A new album from Sonny Rollins is an event, especially now that he is well into pensioner status. He is a phenomenon on the tenor sax and, even though he doesn’t come from Texas, he has that full-bodied tone that characterises Texan tenorists. He mixes this with Coltrane-like wildness, salted with some jokey quotations.

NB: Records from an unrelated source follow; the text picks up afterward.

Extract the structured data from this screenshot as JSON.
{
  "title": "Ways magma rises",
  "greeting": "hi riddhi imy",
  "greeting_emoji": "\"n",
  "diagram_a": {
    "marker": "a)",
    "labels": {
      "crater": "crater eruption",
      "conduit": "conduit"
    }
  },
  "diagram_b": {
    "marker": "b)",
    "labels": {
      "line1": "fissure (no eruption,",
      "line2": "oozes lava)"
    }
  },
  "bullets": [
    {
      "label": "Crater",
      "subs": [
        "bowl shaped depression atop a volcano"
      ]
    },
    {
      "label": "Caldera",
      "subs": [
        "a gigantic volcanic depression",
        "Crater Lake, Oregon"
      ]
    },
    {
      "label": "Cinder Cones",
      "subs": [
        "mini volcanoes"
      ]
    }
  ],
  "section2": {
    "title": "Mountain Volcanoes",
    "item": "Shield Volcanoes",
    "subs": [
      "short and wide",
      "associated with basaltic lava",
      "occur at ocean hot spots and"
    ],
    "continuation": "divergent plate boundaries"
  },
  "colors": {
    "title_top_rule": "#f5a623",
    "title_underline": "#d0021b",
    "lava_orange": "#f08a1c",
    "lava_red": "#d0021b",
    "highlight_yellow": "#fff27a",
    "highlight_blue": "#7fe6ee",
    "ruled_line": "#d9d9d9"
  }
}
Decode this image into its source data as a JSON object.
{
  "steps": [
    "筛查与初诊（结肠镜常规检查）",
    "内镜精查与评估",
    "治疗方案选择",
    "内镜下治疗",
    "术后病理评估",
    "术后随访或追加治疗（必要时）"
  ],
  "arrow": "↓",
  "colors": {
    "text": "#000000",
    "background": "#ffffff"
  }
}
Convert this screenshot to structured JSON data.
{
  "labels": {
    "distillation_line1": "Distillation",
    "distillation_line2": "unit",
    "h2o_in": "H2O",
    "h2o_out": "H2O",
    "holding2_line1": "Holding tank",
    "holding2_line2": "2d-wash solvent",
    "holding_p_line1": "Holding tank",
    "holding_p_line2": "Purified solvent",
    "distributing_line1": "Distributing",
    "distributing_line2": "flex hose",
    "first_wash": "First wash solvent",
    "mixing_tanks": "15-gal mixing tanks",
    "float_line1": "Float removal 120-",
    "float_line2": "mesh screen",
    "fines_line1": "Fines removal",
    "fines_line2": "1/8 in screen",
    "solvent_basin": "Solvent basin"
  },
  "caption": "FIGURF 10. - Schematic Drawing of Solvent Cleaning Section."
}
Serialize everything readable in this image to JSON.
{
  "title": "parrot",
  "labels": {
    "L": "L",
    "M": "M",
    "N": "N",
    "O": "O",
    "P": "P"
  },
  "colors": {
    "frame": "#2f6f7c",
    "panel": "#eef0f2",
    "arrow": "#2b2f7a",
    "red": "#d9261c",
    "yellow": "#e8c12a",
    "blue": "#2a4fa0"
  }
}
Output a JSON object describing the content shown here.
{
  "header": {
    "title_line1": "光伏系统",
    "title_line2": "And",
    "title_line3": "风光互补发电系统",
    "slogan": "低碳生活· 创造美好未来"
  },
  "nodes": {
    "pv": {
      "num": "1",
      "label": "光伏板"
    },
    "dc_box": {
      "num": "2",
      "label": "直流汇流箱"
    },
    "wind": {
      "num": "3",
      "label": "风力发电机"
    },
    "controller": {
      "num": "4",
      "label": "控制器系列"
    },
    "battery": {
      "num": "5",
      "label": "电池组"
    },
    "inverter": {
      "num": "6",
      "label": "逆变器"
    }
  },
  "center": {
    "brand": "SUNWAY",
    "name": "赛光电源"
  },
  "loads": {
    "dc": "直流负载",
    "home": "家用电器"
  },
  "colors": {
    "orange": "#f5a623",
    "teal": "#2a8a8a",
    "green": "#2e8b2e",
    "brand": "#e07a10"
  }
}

He is also a considerable composer and he wrote four of the tunes on this CD, starting with the title-track. It is based on a syncopated triplet riff, and Sonny’s playing is astonishing in its power. By contrast, trombonist Clifton Anderson sounds quite restrained but he makes a perfect foil for Rollins, combining with him as a mellifluous front-line pairing. Guitarist Bobby broom plays some tasteful solos, while bassist Bob Cranshaw plays absolutely straight, laying down a solid foundation on which Sonny can build his intricate constructions. Steve Jordan contributes some electrifying drumming, breaking up the beat to add extra spice.

I love the way that Rollins plays ballads, with a sort of tough tenderness. He chooses unhackneyed tunes like Noel Coward’s Somewhere I’ll Find You and treats them with respect, adding occasional touches of affectionate humour. All his ballad performances contain a vein of tender lyricism.

Rollins’ original Remembering Tommy is particularly catchy, and on Nishi (another of his compositions) he makes the saxophone growl and grunt as if he’s playing rhythm-and-blues, ending with a berserk outbreak reminiscent of Roland Kirk. The album ends in calypso mood, with the sort of Caribbean atmosphere that Rollins helped to popularize in jazz. Anderson’s muted trombone flutters attractively, and Rollins makes a naughty allusion to Swanee River!

Every Rollins performance sounds exploratory – avoiding easy clichés and keeping the listener alert because you never know what’s going to happen. Sonny, please – keep on playing with this level of inspiration, preferably for ever!